Confession: conversing with God

            Pope John Paul, speaking of the conditions to be fulfilled before general absolution can be granted, insists that these conditions must be fulfilled with "scrupulous observance," and continues that "in any case, the faithful have the right to their own private confession." He goes on: "In this connection, I wish to emphasize the fact that, rightly, modern society jealously watches over the inalienable rights of the person: how, then, precisely in that most mysterious and sacred sphere of the personality in which the relationship with God is lived, could one desire to deny the human person, the individual person of every faith, the right of a personal, unique conversation with God, by means of the consecrated ministry? Why would one desire to deprive the individual member of the faithful, who is precious qua talis before God, of the deep and extremely personal joy of this extraordinary fruit of grace?" (OR, 23/2/81, p. 19).

            The more one reflects on this question of general absolution, the more one realizes that it is a subject of the greatest theological and pastoral delicacy, and one where priests need especially to follow the prudent indications of their pastors.
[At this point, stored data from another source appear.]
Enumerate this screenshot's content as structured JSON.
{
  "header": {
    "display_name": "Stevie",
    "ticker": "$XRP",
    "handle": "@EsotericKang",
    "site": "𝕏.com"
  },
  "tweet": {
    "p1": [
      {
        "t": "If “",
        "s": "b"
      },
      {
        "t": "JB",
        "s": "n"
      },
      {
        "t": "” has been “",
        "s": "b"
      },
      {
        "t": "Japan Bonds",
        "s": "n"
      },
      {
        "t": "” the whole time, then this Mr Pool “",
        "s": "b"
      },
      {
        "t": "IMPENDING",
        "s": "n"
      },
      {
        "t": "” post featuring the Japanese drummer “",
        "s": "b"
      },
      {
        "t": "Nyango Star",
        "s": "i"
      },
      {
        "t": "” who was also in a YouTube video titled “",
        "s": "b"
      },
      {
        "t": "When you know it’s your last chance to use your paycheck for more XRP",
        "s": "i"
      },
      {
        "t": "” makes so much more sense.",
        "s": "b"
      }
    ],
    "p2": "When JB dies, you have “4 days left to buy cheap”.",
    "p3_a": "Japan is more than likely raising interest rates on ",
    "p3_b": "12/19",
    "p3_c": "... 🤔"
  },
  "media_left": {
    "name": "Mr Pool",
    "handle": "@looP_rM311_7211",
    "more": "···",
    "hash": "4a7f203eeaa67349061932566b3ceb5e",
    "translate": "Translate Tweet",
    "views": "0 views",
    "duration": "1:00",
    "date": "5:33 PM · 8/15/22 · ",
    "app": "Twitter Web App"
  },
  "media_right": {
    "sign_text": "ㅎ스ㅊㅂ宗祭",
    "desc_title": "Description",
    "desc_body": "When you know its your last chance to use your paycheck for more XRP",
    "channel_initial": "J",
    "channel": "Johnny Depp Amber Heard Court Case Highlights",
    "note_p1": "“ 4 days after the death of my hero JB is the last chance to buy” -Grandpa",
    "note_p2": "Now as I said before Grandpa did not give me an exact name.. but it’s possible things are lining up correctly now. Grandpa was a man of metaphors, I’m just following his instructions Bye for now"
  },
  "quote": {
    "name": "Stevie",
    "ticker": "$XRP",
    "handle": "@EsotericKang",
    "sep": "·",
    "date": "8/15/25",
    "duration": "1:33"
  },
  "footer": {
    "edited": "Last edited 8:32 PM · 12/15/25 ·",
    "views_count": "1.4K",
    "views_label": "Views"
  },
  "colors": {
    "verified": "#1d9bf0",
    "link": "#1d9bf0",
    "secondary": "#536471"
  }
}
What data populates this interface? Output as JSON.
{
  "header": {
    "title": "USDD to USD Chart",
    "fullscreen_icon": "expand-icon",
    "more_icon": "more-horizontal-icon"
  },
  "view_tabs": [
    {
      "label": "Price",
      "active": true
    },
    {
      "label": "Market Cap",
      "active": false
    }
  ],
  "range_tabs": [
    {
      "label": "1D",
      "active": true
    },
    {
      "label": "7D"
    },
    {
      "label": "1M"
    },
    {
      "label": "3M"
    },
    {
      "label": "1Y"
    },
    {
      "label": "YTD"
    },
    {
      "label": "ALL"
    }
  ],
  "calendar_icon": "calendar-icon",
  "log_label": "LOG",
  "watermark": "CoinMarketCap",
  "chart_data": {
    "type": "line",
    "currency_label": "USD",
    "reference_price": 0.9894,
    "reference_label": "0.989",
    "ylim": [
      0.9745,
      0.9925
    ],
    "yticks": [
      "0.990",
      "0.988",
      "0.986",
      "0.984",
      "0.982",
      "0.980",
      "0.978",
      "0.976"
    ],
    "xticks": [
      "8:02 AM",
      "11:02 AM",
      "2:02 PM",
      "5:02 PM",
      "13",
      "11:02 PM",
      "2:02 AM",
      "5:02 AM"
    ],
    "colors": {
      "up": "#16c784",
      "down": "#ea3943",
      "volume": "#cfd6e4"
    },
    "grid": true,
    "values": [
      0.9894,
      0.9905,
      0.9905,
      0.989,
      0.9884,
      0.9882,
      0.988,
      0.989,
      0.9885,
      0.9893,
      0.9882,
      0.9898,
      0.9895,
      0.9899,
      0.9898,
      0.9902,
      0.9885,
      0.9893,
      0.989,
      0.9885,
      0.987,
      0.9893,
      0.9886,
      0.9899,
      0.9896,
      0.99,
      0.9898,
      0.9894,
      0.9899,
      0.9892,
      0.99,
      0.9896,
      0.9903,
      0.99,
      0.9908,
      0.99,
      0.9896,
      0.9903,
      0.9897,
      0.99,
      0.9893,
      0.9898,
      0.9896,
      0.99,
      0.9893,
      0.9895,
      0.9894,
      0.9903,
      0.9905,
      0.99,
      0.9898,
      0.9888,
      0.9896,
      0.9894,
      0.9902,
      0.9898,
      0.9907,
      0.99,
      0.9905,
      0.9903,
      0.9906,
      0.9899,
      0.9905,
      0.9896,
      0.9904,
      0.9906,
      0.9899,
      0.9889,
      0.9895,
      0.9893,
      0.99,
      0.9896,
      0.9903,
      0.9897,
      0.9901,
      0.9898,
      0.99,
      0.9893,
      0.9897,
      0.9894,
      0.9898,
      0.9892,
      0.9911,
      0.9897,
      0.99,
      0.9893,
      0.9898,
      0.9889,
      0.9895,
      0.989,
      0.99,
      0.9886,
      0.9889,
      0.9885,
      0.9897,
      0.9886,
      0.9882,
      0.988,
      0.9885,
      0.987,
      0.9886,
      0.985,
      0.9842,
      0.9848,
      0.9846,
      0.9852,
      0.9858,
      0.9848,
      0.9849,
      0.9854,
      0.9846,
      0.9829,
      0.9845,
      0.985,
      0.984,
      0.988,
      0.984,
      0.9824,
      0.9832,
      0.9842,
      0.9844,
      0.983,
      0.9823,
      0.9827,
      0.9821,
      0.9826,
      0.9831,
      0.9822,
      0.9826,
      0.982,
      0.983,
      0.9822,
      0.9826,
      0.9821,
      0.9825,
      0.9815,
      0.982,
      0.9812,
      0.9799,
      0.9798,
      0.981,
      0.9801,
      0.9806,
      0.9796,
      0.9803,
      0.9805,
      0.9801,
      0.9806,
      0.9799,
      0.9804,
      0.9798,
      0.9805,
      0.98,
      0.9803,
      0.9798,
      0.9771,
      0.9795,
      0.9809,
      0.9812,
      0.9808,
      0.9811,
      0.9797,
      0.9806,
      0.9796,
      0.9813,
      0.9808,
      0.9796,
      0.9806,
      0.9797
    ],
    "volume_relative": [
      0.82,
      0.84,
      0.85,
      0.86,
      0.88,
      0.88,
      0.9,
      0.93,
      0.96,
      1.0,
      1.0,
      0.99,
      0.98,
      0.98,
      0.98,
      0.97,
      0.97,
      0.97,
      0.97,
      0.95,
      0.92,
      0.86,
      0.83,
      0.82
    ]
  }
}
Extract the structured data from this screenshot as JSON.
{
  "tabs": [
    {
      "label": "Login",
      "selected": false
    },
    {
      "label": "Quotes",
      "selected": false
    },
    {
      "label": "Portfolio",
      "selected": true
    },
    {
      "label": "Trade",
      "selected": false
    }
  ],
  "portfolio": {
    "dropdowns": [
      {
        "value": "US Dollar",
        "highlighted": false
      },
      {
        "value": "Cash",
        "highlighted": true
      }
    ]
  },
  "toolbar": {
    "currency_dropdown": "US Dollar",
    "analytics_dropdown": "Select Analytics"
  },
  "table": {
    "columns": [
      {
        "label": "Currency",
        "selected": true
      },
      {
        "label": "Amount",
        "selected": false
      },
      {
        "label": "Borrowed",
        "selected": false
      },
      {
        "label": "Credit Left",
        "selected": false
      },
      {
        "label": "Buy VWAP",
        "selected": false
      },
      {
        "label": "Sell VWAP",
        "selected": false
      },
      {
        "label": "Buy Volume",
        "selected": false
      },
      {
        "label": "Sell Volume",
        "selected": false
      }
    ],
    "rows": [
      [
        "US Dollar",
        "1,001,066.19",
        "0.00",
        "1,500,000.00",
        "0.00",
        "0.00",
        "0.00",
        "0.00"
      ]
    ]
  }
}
It is not surprising that the Pope, in a recent address to a group of U.S. Bishops and speaking of the "proper application" of general absolution, emphasized that "the experience of the universal Church confirms the need on the part of all the bishops for further pastoral vigilance" (OR, 25/4/83, p. 6).

            In the same address, the Pope recalled his predecessor Pope Paul VI's clear and encouraging words: "If priests deeply understand how closely they collaborate, through the Sacrament of Penance, with the Savior in the work of conversion, they will give themselves with ever greater zeal to this ministry. More confessors will readily be available to the faithful. Other works, for lack of time, may have to be postponed or even abandoned, but not the confessional."

            I pray that priests will treat general absolution as what the Church's documents really mean it to be: an emergency recourse for extraordinary situations; and that they will seek a real pastoral hunger to act, in the confessional, as physicians to soul after individual soul. Our Lord never collectivized people. In the fourth chapter of St. Luke's Gospel, we are given an eloquent testimony. On a visit to Capernaum, when Jesus was besieged by people looking for a cure, he received and dealt with each one individually: "singulis manus imponens"— laying his hands on each one of them, he cured them and sent them home.

            If we give to the hearing of Confessions the rightful place it should have in our priestly service to our people, we will indeed tire ourselves with long hours - many hours each week - in the confessional. But our people will see in us much more clearly the image of the Good Shepherd, who gives his life for his sheep, seeking out those that have strayed, one by one.